と、何度も何度もお礼を言われてしまいました。

 以降、会計の方も、領収書に対する質問に対しては手元のデータと照らし合わせて回答するという適切な対応をしてくれるようになりました。

 思いを伝える、分かり合うということの難しさに「秋菊の物語 」という映画を思い出しました。  自分の知らないところで何をされているか分からないということ、大きな組織で今までつちかってきた体質や習慣を変えようとすることは生半可なことではできないということを思い知りました。

 今考えれば、副院長である私の担当医も、医師の仕事だけをし、事務方には関与しませんというのが当然な姿だったと思います。
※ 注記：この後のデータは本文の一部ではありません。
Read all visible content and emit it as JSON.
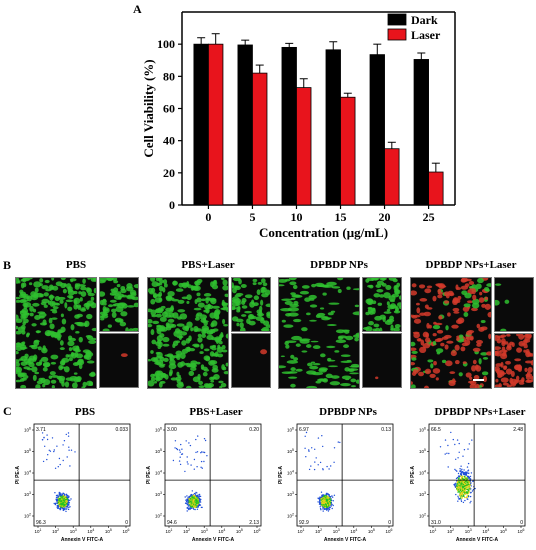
{
  "panels": {
    "a_letter": "A",
    "b_letter": "B",
    "c_letter": "C"
  },
  "chart_data": [
    {
      "type": "bar",
      "categories": [
        "0",
        "5",
        "10",
        "15",
        "20",
        "25"
      ],
      "series": [
        {
          "name": "Dark",
          "values": [
            100,
            99.5,
            98,
            96.5,
            93.5,
            90.5
          ],
          "errors": [
            4,
            3,
            2.5,
            5,
            6.5,
            4
          ],
          "color": "#000000"
        },
        {
          "name": "Laser",
          "values": [
            100,
            82,
            73,
            67,
            35,
            20.5
          ],
          "errors": [
            6.5,
            5,
            5.5,
            2.5,
            4,
            5.5
          ],
          "color": "#e8141c"
        }
      ],
      "xlabel": "Concentration (μg/mL)",
      "ylabel": "Cell Viability (%)",
      "ylim": [
        0,
        120
      ],
      "yticks": [
        0,
        20,
        40,
        60,
        80,
        100
      ],
      "legend_position": "top-right",
      "grid": false
    },
    {
      "type": "scatter",
      "title": "PBS",
      "xlabel": "Annexin V FITC-A",
      "ylabel": "PI PE-A",
      "xticks": [
        "10",
        "10",
        "10",
        "10",
        "10",
        "10"
      ],
      "xtick_exps": [
        "1",
        "2",
        "3",
        "4",
        "5",
        "6"
      ],
      "yticks": [
        "10",
        "10",
        "10",
        "10",
        "10"
      ],
      "ytick_exps": [
        "2",
        "3",
        "4",
        "5",
        "6"
      ],
      "quadrants": {
        "upper_left": "3.71",
        "upper_right": "0.033",
        "lower_left": "96.3",
        "lower_right": "0"
      }
    },
    {
      "type": "scatter",
      "title": "PBS+Laser",
      "xlabel": "Annexin V FITC-A",
      "ylabel": "PI PE-A",
      "xticks": [
        "10",
        "10",
        "10",
        "10",
        "10",
        "10"
      ],
      "xtick_exps": [
        "1",
        "2",
        "3",
        "4",
        "5",
        "6"
      ],
      "yticks": [
        "10",
        "10",
        "10",
        "10",
        "10"
      ],
      "ytick_exps": [
        "2",
        "3",
        "4",
        "5",
        "6"
      ],
      "quadrants": {
        "upper_left": "3.00",
        "upper_right": "0.20",
        "lower_left": "94.6",
        "lower_right": "2.13"
      }
    },
    {
      "type": "scatter",
      "title": "DPBDP NPs",
      "xlabel": "Annexin V FITC-A",
      "ylabel": "PI PE-A",
      "xticks": [
        "10",
        "10",
        "10",
        "10",
        "10",
        "10"
      ],
      "xtick_exps": [
        "1",
        "2",
        "3",
        "4",
        "5",
        "6"
      ],
      "yticks": [
        "10",
        "10",
        "10",
        "10",
        "10"
      ],
      "ytick_exps": [
        "2",
        "3",
        "4",
        "5",
        "6"
      ],
      "quadrants": {
        "upper_left": "6.97",
        "upper_right": "0.13",
        "lower_left": "92.9",
        "lower_right": "0"
      }
    },
    {
      "type": "scatter",
      "title": "DPBDP NPs+Laser",
      "xlabel": "Annexin V FITC-A",
      "ylabel": "PI PE-A",
      "xticks": [
        "10",
        "10",
        "10",
        "10",
        "10",
        "10"
      ],
      "xtick_exps": [
        "1",
        "2",
        "3",
        "4",
        "5",
        "6"
      ],
      "yticks": [
        "10",
        "10",
        "10",
        "10",
        "10"
      ],
      "ytick_exps": [
        "2",
        "3",
        "4",
        "5",
        "6"
      ],
      "quadrants": {
        "upper_left": "66.5",
        "upper_right": "2.48",
        "lower_left": "31.0",
        "lower_right": "0"
      }
    }
  ],
  "micrographs": [
    {
      "title": "PBS"
    },
    {
      "title": "PBS+Laser"
    },
    {
      "title": "DPBDP NPs"
    },
    {
      "title": "DPBDP NPs+Laser"
    }
  ],
  "colors": {
    "live_green": "#2fbf2f",
    "dead_red": "#d23a2a",
    "dark_bg": "#0a0a0a",
    "flow_scatter": "#1f4fd8"
  }
}
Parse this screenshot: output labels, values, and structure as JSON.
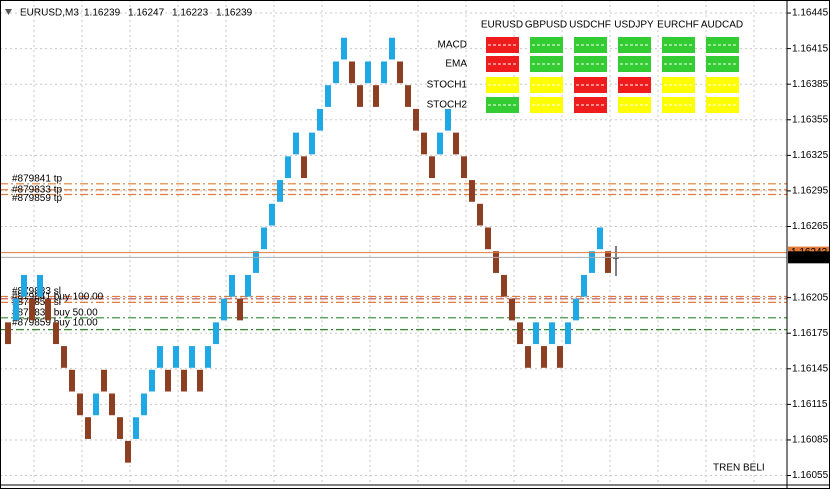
{
  "chart_data": {
    "type": "renko",
    "symbol": "EURUSD,M3",
    "ohlc": [
      1.16239,
      1.16247,
      1.16223,
      1.16239
    ],
    "open": [
      1.16185,
      1.16185,
      1.16205,
      1.16205,
      1.16205,
      1.16205,
      1.16185,
      1.16165,
      1.16145,
      1.16125,
      1.16105,
      1.16105,
      1.16145,
      1.16125,
      1.16105,
      1.16085,
      1.16085,
      1.16105,
      1.16125,
      1.16145,
      1.16145,
      1.16145,
      1.16145,
      1.16145,
      1.16145,
      1.16145,
      1.16165,
      1.16185,
      1.16205,
      1.16205,
      1.16205,
      1.16225,
      1.16245,
      1.16265,
      1.16285,
      1.16305,
      1.16325,
      1.16325,
      1.16325,
      1.16345,
      1.16365,
      1.16385,
      1.16405,
      1.16405,
      1.16385,
      1.16385,
      1.16385,
      1.16385,
      1.16405,
      1.16405,
      1.16385,
      1.16365,
      1.16345,
      1.16325,
      1.16325,
      1.16345,
      1.16345,
      1.16325,
      1.16305,
      1.16285,
      1.16265,
      1.16245,
      1.16225,
      1.16205,
      1.16185,
      1.16165,
      1.16165,
      1.16165,
      1.16165,
      1.16165,
      1.16165,
      1.16185,
      1.16205,
      1.16225,
      1.16245,
      1.16245
    ],
    "close": [
      1.16165,
      1.16205,
      1.16225,
      1.16185,
      1.16225,
      1.16185,
      1.16165,
      1.16145,
      1.16125,
      1.16105,
      1.16085,
      1.16125,
      1.16125,
      1.16105,
      1.16085,
      1.16065,
      1.16105,
      1.16125,
      1.16145,
      1.16165,
      1.16125,
      1.16165,
      1.16125,
      1.16165,
      1.16125,
      1.16165,
      1.16185,
      1.16205,
      1.16225,
      1.16185,
      1.16225,
      1.16245,
      1.16265,
      1.16285,
      1.16305,
      1.16325,
      1.16345,
      1.16305,
      1.16345,
      1.16365,
      1.16385,
      1.16405,
      1.16425,
      1.16385,
      1.16365,
      1.16405,
      1.16365,
      1.16405,
      1.16425,
      1.16385,
      1.16365,
      1.16345,
      1.16325,
      1.16305,
      1.16345,
      1.16365,
      1.16325,
      1.16305,
      1.16285,
      1.16265,
      1.16245,
      1.16225,
      1.16205,
      1.16185,
      1.16165,
      1.16145,
      1.16185,
      1.16145,
      1.16185,
      1.16145,
      1.16185,
      1.16205,
      1.16225,
      1.16245,
      1.16265,
      1.16225
    ],
    "up_color": "#1fa8e4",
    "down_color": "#8e3e22",
    "ylim": [
      1.16047,
      1.16456
    ],
    "yticks": [
      1.16445,
      1.16415,
      1.16385,
      1.16355,
      1.16325,
      1.16295,
      1.16265,
      1.16205,
      1.16175,
      1.16145,
      1.16115,
      1.16085,
      1.16055
    ],
    "grid": true,
    "order_lines": [
      {
        "label": "#879841 tp",
        "price": 1.16301,
        "color": "#e07b39"
      },
      {
        "label": "#879833 tp",
        "price": 1.16296,
        "color": "#e07b39"
      },
      {
        "label": "#879859 tp",
        "price": 1.16292,
        "color": "#e07b39"
      },
      {
        "label": "#879833 sl",
        "price": 1.16206,
        "color": "#e07b39"
      },
      {
        "label": "#879841 buy 100.00",
        "price": 1.16204,
        "color": "#c0504d"
      },
      {
        "label": "#879859 sl",
        "price": 1.16201,
        "color": "#e07b39"
      },
      {
        "label": "#879833 buy 50.00",
        "price": 1.16188,
        "color": "#2e8b2e"
      },
      {
        "label": "#879859 buy 10.00",
        "price": 1.16178,
        "color": "#2e8b2e"
      }
    ],
    "price_lines": [
      {
        "value": 1.16243,
        "color": "#e07b39"
      },
      {
        "value": 1.16239,
        "color": "#000000"
      }
    ],
    "signal_table": {
      "columns": [
        "EURUSD",
        "GBPUSD",
        "USDCHF",
        "USDJPY",
        "EURCHF",
        "AUDCAD"
      ],
      "rows": [
        {
          "label": "MACD",
          "colors": [
            "#ee1c1c",
            "#33cc33",
            "#33cc33",
            "#33cc33",
            "#33cc33",
            "#33cc33"
          ]
        },
        {
          "label": "EMA",
          "colors": [
            "#ee1c1c",
            "#33cc33",
            "#33cc33",
            "#33cc33",
            "#33cc33",
            "#33cc33"
          ]
        },
        {
          "label": "STOCH1",
          "colors": [
            "#ffff00",
            "#ffff00",
            "#ee1c1c",
            "#ee1c1c",
            "#ffff00",
            "#ffff00"
          ]
        },
        {
          "label": "STOCH2",
          "colors": [
            "#33cc33",
            "#ffff00",
            "#ee1c1c",
            "#ffff00",
            "#ffff00",
            "#ffff00"
          ]
        }
      ]
    },
    "trend_label": "TREN BELI",
    "trend_color": "#33cc33"
  }
}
ですが、事務方の不備の改善にまで真面目に取り組んでくれた、非常にレアなケースだったと思います。医師ですから、事務方のことは私には分かりませんというのが当然だったのかもしれません。ですが、私は、自分の人を見る目を信じていました。医師たちとの会話や、ホームページに書いてある「院長からのごあいさつ」という文言から、この病院の院長や副院長は誠実な人だと信じていたのです。

 かくして、私のかかりつけ病院はコンピューターでの事務処理を強化し、ヒューマンエラーの凡ミスのない会計となったのでした。

まとめ

 私には信条があります。信頼できる人を見つけ、粘り強く説得すれば、必ず人は答えてくれるということです。このブログの前身ブログでも「この人の、人を信頼する勇気と、粘り強さはすごい。」とブコメをいただいたことがあります。

 情熱は人を動かす、これは私が半世紀の人生で学んだ大きな教訓です。